Polityka i prawo
Podatek cyfrowy: Google podnosi ceny reklam
Google podjął decyzję o podniesieniu w Hiszpanii o 2 proc. ceny reklam - wynika z ustaleń dziennika „El Mundo”. Firma chce w ten sposób odzyskać środki, jakie w ramach tzw. podatku cyfrowego nałożył nań od stycznia rząd Pedro Sancheza.
Według ustaleń wydawanej w Madrycie gazety już 1 maja koszt reklam u firmy Google będzie większy o 2 proc. Dziennik wskazał, że podwyżka jest bezpośrednią konsekwencją nowego podatku, co potwierdzili ze swej strony przedstawiciele amerykańskiego koncernu.
"El Mundo" odnotowuje też w środę, że zwolennikami obciążenia koncernu Google i podobnych mu firm podatkiem od określonych usług cyfrowych, powszechnie nazywanym "taksą Google" lub "podatkiem cyfrowym", były - oprócz socjalistów - lewicowe oraz skrajnie lewicowe ugrupowania w hiszpańskim parlamencie.
W trakcie debaty parlamentarnej część posłów ugrupowań opozycji: centroprawicowej Partii Ludowej (PP), konserwatywnego Vox i liberalnej Partii Obywatele (Cs), wskazywała, że duże spółki zajmujące się działalnością reklamową płacą już w Hiszpanii podatki VAT oraz CIT. Deputowani z tych ugrupowań przestrzegali przed widmem podniesienia wartości reklam przez gigantów internetowych, takich jak Google.
Taksa Google zaczęła obowiązywać w Hiszpanii od 1 stycznia 2021 r.

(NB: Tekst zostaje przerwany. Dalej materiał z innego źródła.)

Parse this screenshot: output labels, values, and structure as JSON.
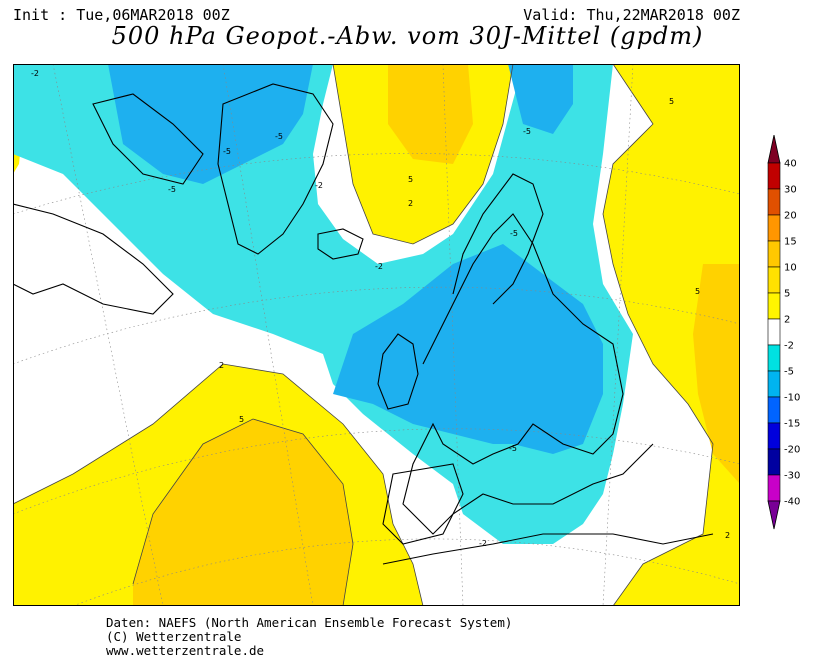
{
  "header": {
    "init": "Init : Tue,06MAR2018 00Z",
    "valid": "Valid: Thu,22MAR2018 00Z",
    "title": "500 hPa Geopot.-Abw. vom 30J-Mittel (gpdm)"
  },
  "contour_labels": [
    "-2",
    "-5",
    "2",
    "5"
  ],
  "legend": {
    "ticks": [
      "40",
      "30",
      "20",
      "15",
      "10",
      "5",
      "2",
      "-2",
      "-5",
      "-10",
      "-15",
      "-20",
      "-30",
      "-40"
    ],
    "colors": [
      "#7e0023",
      "#c00000",
      "#e05000",
      "#ff9600",
      "#ffc800",
      "#ffe100",
      "#fff500",
      "#ffffff",
      "#00e1e1",
      "#00b4f0",
      "#0064ff",
      "#0000dc",
      "#0000a0",
      "#c800c8",
      "#780096"
    ]
  },
  "palette": {
    "neg2": "#3de2e6",
    "neg5": "#1eb0ef",
    "pos2": "#fff200",
    "pos5": "#ffd200"
  },
  "footer": {
    "line1": "Daten: NAEFS (North American Ensemble Forecast System)",
    "line2": "(C) Wetterzentrale",
    "line3": "www.wetterzentrale.de"
  }
}
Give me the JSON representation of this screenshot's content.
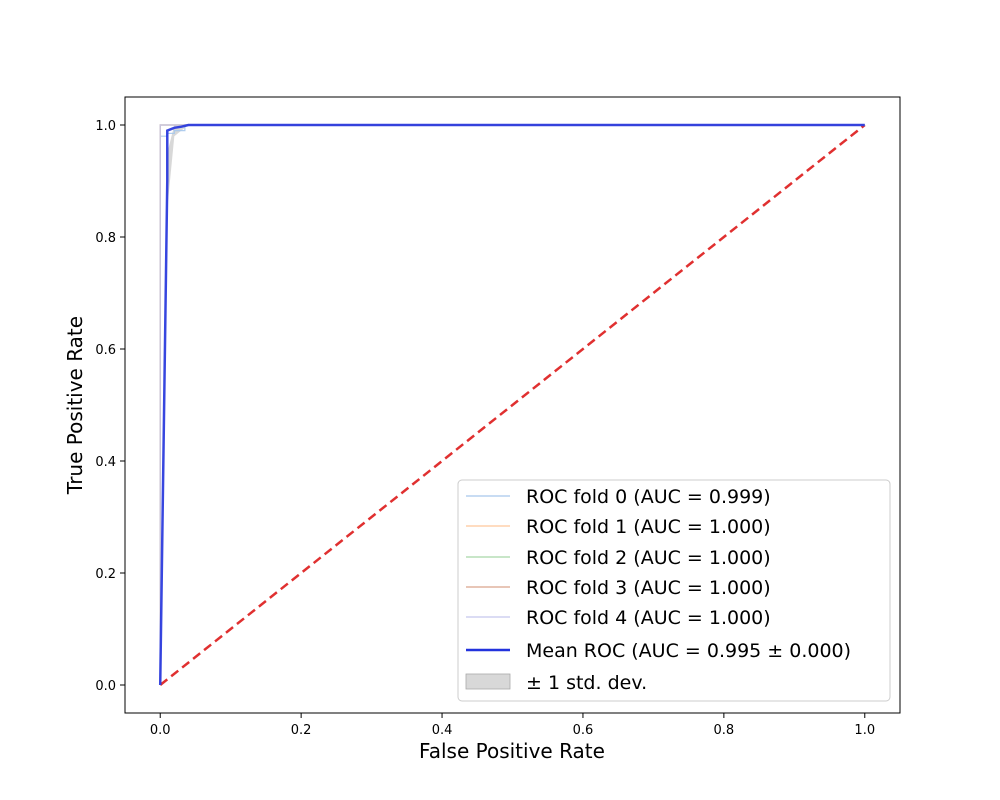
{
  "chart_data": {
    "type": "line",
    "title": "",
    "xlabel": "False Positive Rate",
    "ylabel": "True Positive Rate",
    "xlim": [
      -0.05,
      1.05
    ],
    "ylim": [
      -0.05,
      1.05
    ],
    "xticks": [
      0.0,
      0.2,
      0.4,
      0.6,
      0.8,
      1.0
    ],
    "yticks": [
      0.0,
      0.2,
      0.4,
      0.6,
      0.8,
      1.0
    ],
    "xtick_labels": [
      "0.0",
      "0.2",
      "0.4",
      "0.6",
      "0.8",
      "1.0"
    ],
    "ytick_labels": [
      "0.0",
      "0.2",
      "0.4",
      "0.6",
      "0.8",
      "1.0"
    ],
    "grid": false,
    "legend_position": "lower-right",
    "series": [
      {
        "name": "ROC fold 0 (AUC = 0.999)",
        "color": "#a6c8ec",
        "x": [
          0.0,
          0.0,
          0.01,
          0.01,
          0.02,
          0.02,
          0.035,
          0.035,
          1.0
        ],
        "y": [
          0.0,
          0.98,
          0.98,
          0.985,
          0.985,
          0.99,
          0.99,
          1.0,
          1.0
        ]
      },
      {
        "name": "ROC fold 1 (AUC = 1.000)",
        "color": "#ffc89a",
        "x": [
          0.0,
          0.0,
          1.0
        ],
        "y": [
          0.0,
          1.0,
          1.0
        ]
      },
      {
        "name": "ROC fold 2 (AUC = 1.000)",
        "color": "#a8d8a8",
        "x": [
          0.0,
          0.0,
          1.0
        ],
        "y": [
          0.0,
          1.0,
          1.0
        ]
      },
      {
        "name": "ROC fold 3 (AUC = 1.000)",
        "color": "#d9a58c",
        "x": [
          0.0,
          0.0,
          1.0
        ],
        "y": [
          0.0,
          1.0,
          1.0
        ]
      },
      {
        "name": "ROC fold 4 (AUC = 1.000)",
        "color": "#c5c6ee",
        "x": [
          0.0,
          0.0,
          1.0
        ],
        "y": [
          0.0,
          1.0,
          1.0
        ]
      },
      {
        "name": "Mean ROC (AUC = 0.995 ± 0.000)",
        "color": "#2233dd",
        "x": [
          0.0,
          0.01,
          0.01,
          0.02,
          0.03,
          0.04,
          1.0
        ],
        "y": [
          0.0,
          0.9,
          0.99,
          0.995,
          0.997,
          1.0,
          1.0
        ]
      }
    ],
    "std_band": {
      "name": "± 1 std. dev.",
      "color": "#c8c8c8",
      "x": [
        0.0,
        0.01,
        0.02,
        0.03,
        0.04,
        1.0
      ],
      "upper": [
        0.0,
        0.95,
        1.0,
        1.0,
        1.0,
        1.0
      ],
      "lower": [
        0.0,
        0.85,
        0.98,
        0.99,
        1.0,
        1.0
      ]
    },
    "chance_line": {
      "color": "#e03030",
      "x": [
        0.0,
        1.0
      ],
      "y": [
        0.0,
        1.0
      ]
    }
  }
}
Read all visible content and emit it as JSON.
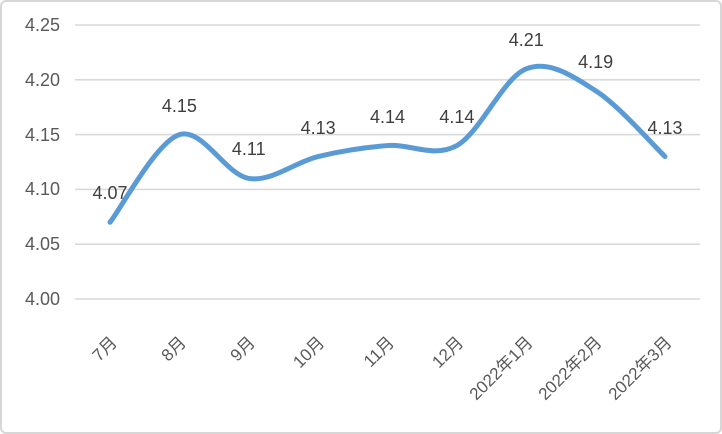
{
  "chart_data": {
    "type": "line",
    "categories": [
      "7月",
      "8月",
      "9月",
      "10月",
      "11月",
      "12月",
      "2022年1月",
      "2022年2月",
      "2022年3月"
    ],
    "values": [
      4.07,
      4.15,
      4.11,
      4.13,
      4.14,
      4.14,
      4.21,
      4.19,
      4.13
    ],
    "data_labels": [
      "4.07",
      "4.15",
      "4.11",
      "4.13",
      "4.14",
      "4.14",
      "4.21",
      "4.19",
      "4.13"
    ],
    "title": "",
    "xlabel": "",
    "ylabel": "",
    "ylim": [
      4.0,
      4.25
    ],
    "y_ticks": [
      "4.25",
      "4.20",
      "4.15",
      "4.10",
      "4.05",
      "4.00"
    ],
    "y_tick_values": [
      4.25,
      4.2,
      4.15,
      4.1,
      4.05,
      4.0
    ],
    "grid": true,
    "smooth": true,
    "legend": "none",
    "colors": {
      "line": "#5b9bd5",
      "gridline": "#d9d9d9",
      "axis_label": "#595959",
      "data_label": "#3f3f3f",
      "frame_border": "#d7d7d7",
      "background": "#ffffff"
    }
  }
}
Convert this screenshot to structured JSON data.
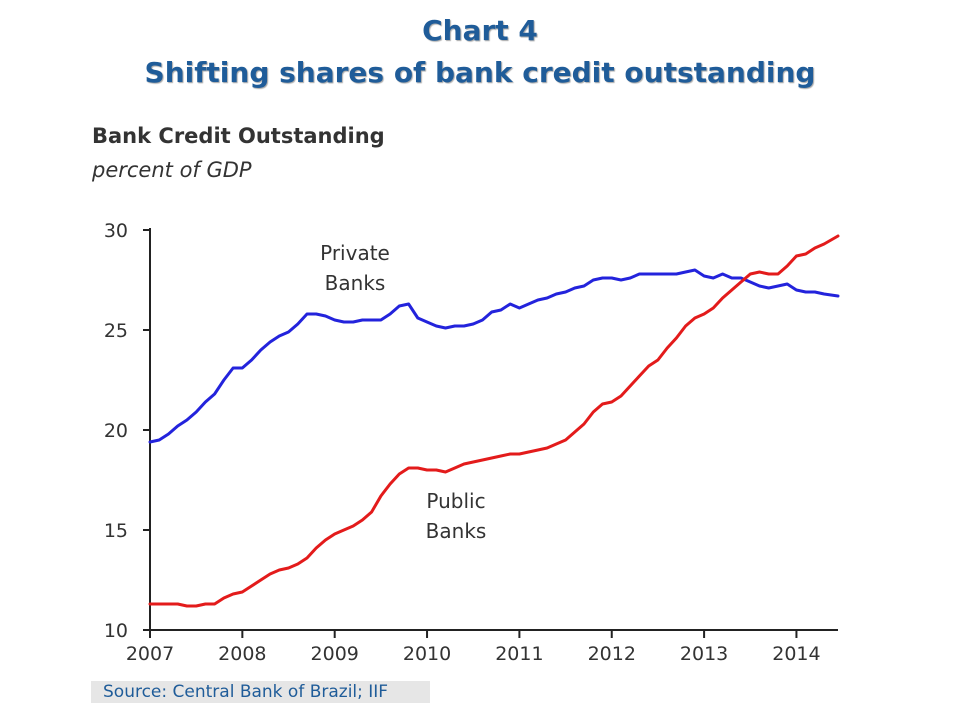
{
  "slide": {
    "title_line1": "Chart 4",
    "title_line2": "Shifting shares of bank credit outstanding",
    "source": "Source: Central Bank of Brazil; IIF"
  },
  "chart_data": {
    "type": "line",
    "title": "Bank Credit Outstanding",
    "subtitle": "percent of GDP",
    "xlim": [
      2007.0,
      2014.45
    ],
    "ylim": [
      10,
      30
    ],
    "xticks": [
      2007,
      2008,
      2009,
      2010,
      2011,
      2012,
      2013,
      2014
    ],
    "yticks": [
      10,
      15,
      20,
      25,
      30
    ],
    "grid": false,
    "annotations": [
      {
        "lines": [
          "Private",
          "Banks"
        ],
        "series": "private"
      },
      {
        "lines": [
          "Public",
          "Banks"
        ],
        "series": "public"
      }
    ],
    "series": [
      {
        "id": "private",
        "color": "#2323dc",
        "x": [
          2007.0,
          2007.1,
          2007.2,
          2007.3,
          2007.4,
          2007.5,
          2007.6,
          2007.7,
          2007.8,
          2007.9,
          2008.0,
          2008.1,
          2008.2,
          2008.3,
          2008.4,
          2008.5,
          2008.6,
          2008.7,
          2008.8,
          2008.9,
          2009.0,
          2009.1,
          2009.2,
          2009.3,
          2009.4,
          2009.5,
          2009.6,
          2009.7,
          2009.8,
          2009.9,
          2010.0,
          2010.1,
          2010.2,
          2010.3,
          2010.4,
          2010.5,
          2010.6,
          2010.7,
          2010.8,
          2010.9,
          2011.0,
          2011.1,
          2011.2,
          2011.3,
          2011.4,
          2011.5,
          2011.6,
          2011.7,
          2011.8,
          2011.9,
          2012.0,
          2012.1,
          2012.2,
          2012.3,
          2012.4,
          2012.5,
          2012.6,
          2012.7,
          2012.8,
          2012.9,
          2013.0,
          2013.1,
          2013.2,
          2013.3,
          2013.4,
          2013.5,
          2013.6,
          2013.7,
          2013.8,
          2013.9,
          2014.0,
          2014.1,
          2014.2,
          2014.3,
          2014.45
        ],
        "y": [
          19.4,
          19.5,
          19.8,
          20.2,
          20.5,
          20.9,
          21.4,
          21.8,
          22.5,
          23.1,
          23.1,
          23.5,
          24.0,
          24.4,
          24.7,
          24.9,
          25.3,
          25.8,
          25.8,
          25.7,
          25.5,
          25.4,
          25.4,
          25.5,
          25.5,
          25.5,
          25.8,
          26.2,
          26.3,
          25.6,
          25.4,
          25.2,
          25.1,
          25.2,
          25.2,
          25.3,
          25.5,
          25.9,
          26.0,
          26.3,
          26.1,
          26.3,
          26.5,
          26.6,
          26.8,
          26.9,
          27.1,
          27.2,
          27.5,
          27.6,
          27.6,
          27.5,
          27.6,
          27.8,
          27.8,
          27.8,
          27.8,
          27.8,
          27.9,
          28.0,
          27.7,
          27.6,
          27.8,
          27.6,
          27.6,
          27.4,
          27.2,
          27.1,
          27.2,
          27.3,
          27.0,
          26.9,
          26.9,
          26.8,
          26.7
        ]
      },
      {
        "id": "public",
        "color": "#e31b1b",
        "x": [
          2007.0,
          2007.1,
          2007.2,
          2007.3,
          2007.4,
          2007.5,
          2007.6,
          2007.7,
          2007.8,
          2007.9,
          2008.0,
          2008.1,
          2008.2,
          2008.3,
          2008.4,
          2008.5,
          2008.6,
          2008.7,
          2008.8,
          2008.9,
          2009.0,
          2009.1,
          2009.2,
          2009.3,
          2009.4,
          2009.5,
          2009.6,
          2009.7,
          2009.8,
          2009.9,
          2010.0,
          2010.1,
          2010.2,
          2010.3,
          2010.4,
          2010.5,
          2010.6,
          2010.7,
          2010.8,
          2010.9,
          2011.0,
          2011.1,
          2011.2,
          2011.3,
          2011.4,
          2011.5,
          2011.6,
          2011.7,
          2011.8,
          2011.9,
          2012.0,
          2012.1,
          2012.2,
          2012.3,
          2012.4,
          2012.5,
          2012.6,
          2012.7,
          2012.8,
          2012.9,
          2013.0,
          2013.1,
          2013.2,
          2013.3,
          2013.4,
          2013.5,
          2013.6,
          2013.7,
          2013.8,
          2013.9,
          2014.0,
          2014.1,
          2014.2,
          2014.3,
          2014.45
        ],
        "y": [
          11.3,
          11.3,
          11.3,
          11.3,
          11.2,
          11.2,
          11.3,
          11.3,
          11.6,
          11.8,
          11.9,
          12.2,
          12.5,
          12.8,
          13.0,
          13.1,
          13.3,
          13.6,
          14.1,
          14.5,
          14.8,
          15.0,
          15.2,
          15.5,
          15.9,
          16.7,
          17.3,
          17.8,
          18.1,
          18.1,
          18.0,
          18.0,
          17.9,
          18.1,
          18.3,
          18.4,
          18.5,
          18.6,
          18.7,
          18.8,
          18.8,
          18.9,
          19.0,
          19.1,
          19.3,
          19.5,
          19.9,
          20.3,
          20.9,
          21.3,
          21.4,
          21.7,
          22.2,
          22.7,
          23.2,
          23.5,
          24.1,
          24.6,
          25.2,
          25.6,
          25.8,
          26.1,
          26.6,
          27.0,
          27.4,
          27.8,
          27.9,
          27.8,
          27.8,
          28.2,
          28.7,
          28.8,
          29.1,
          29.3,
          29.7
        ]
      }
    ]
  }
}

Podatek ten stanowi 3 proc. od wartości wpływów osiąganych w ciągu roku z reklam, doradztwa online lub podmiotów sprzedających bazy danych.
Nowym podatkiem objęte są firmy, które w Hiszpanii generują roczny obrót na poziomie 3 mln euro lub - gdy, ich wpływy na świecie sięgają 750 mln euro.
Centrolewicowy rząd Pedra Sancheza, z którego inicjatywy w październiku 2020 r. zatwierdzono nowy podatek, szacuje, że w ciągu roku państwo zyska dzięki niemu ponad 1 mld euro.